March

                                                                                              

Woodpecker searching for larvae

Red-bellied Woodpecker

Can it really be the start of Spring? It just seems so odd that here we are in the first full week of March and it feels like Spring. This time last year we were still experiencing snow with measurable snow on both March 5th and March 20th. The last couple of years, Spring has been so late, it just doesn’t seem right. But I’ll take this early warm weather knowing full well it may be just a brief interlude in Winter. It is such a pleasure to drive in DC and to see the first Cherries blooming along Massachusetts Avenue with Witch Hazel, Hellebores and crocus. With all the breeding work being done the last few years, Hellebores are quite spectacular with their deep red and dark maroon shades.

 

Now a week later, after several days of way above average temperatures, Spring is really busting out all over. Forsythias, Cherries, Daffodils, Hyacinths, Star and Saucer Magnolias are all in bloom. The forecasted arrival of the Tidal Basin Cherries has even been pushed up by almost 2 weeks. We are in full spring mode here, working nearly every moment of daylight available to us. Even though it is not really practical, we try very hard to get ahead of emerging Spring perennials and bulbs, so that we can get mulch and fertilizer down.

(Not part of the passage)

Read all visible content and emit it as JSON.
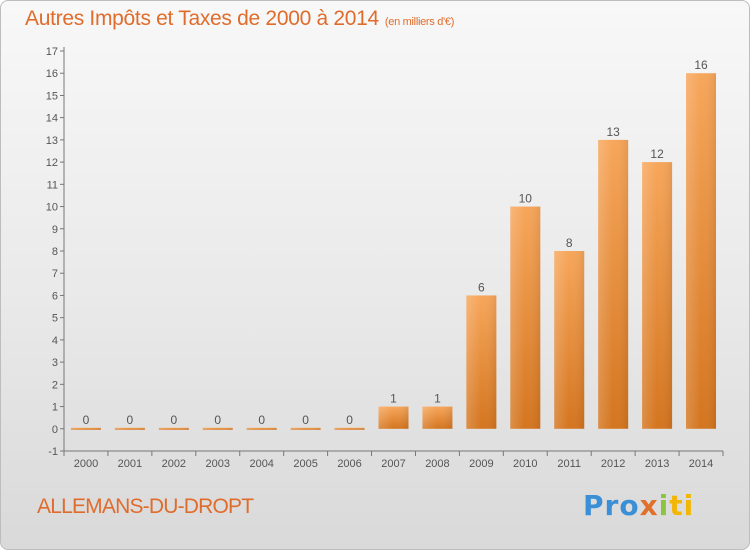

There is no real reason for this except that it is easier to work in garden beds without bulbs coming up everywhere.

 

Osprey leaving the nest during nesting season

Osprey cruising the mouth of the Chester River

It’s also so glorious to watch the return of native birds as they either flood back into the area from warmer climes such as the Osprey or just simply make themselves known by singing up a storm now that breeding and nesting season is here. Robins are so funny as they congregate in the shallows of my waterfall bathing and throwing water everywhere as they frolic. Spring is here.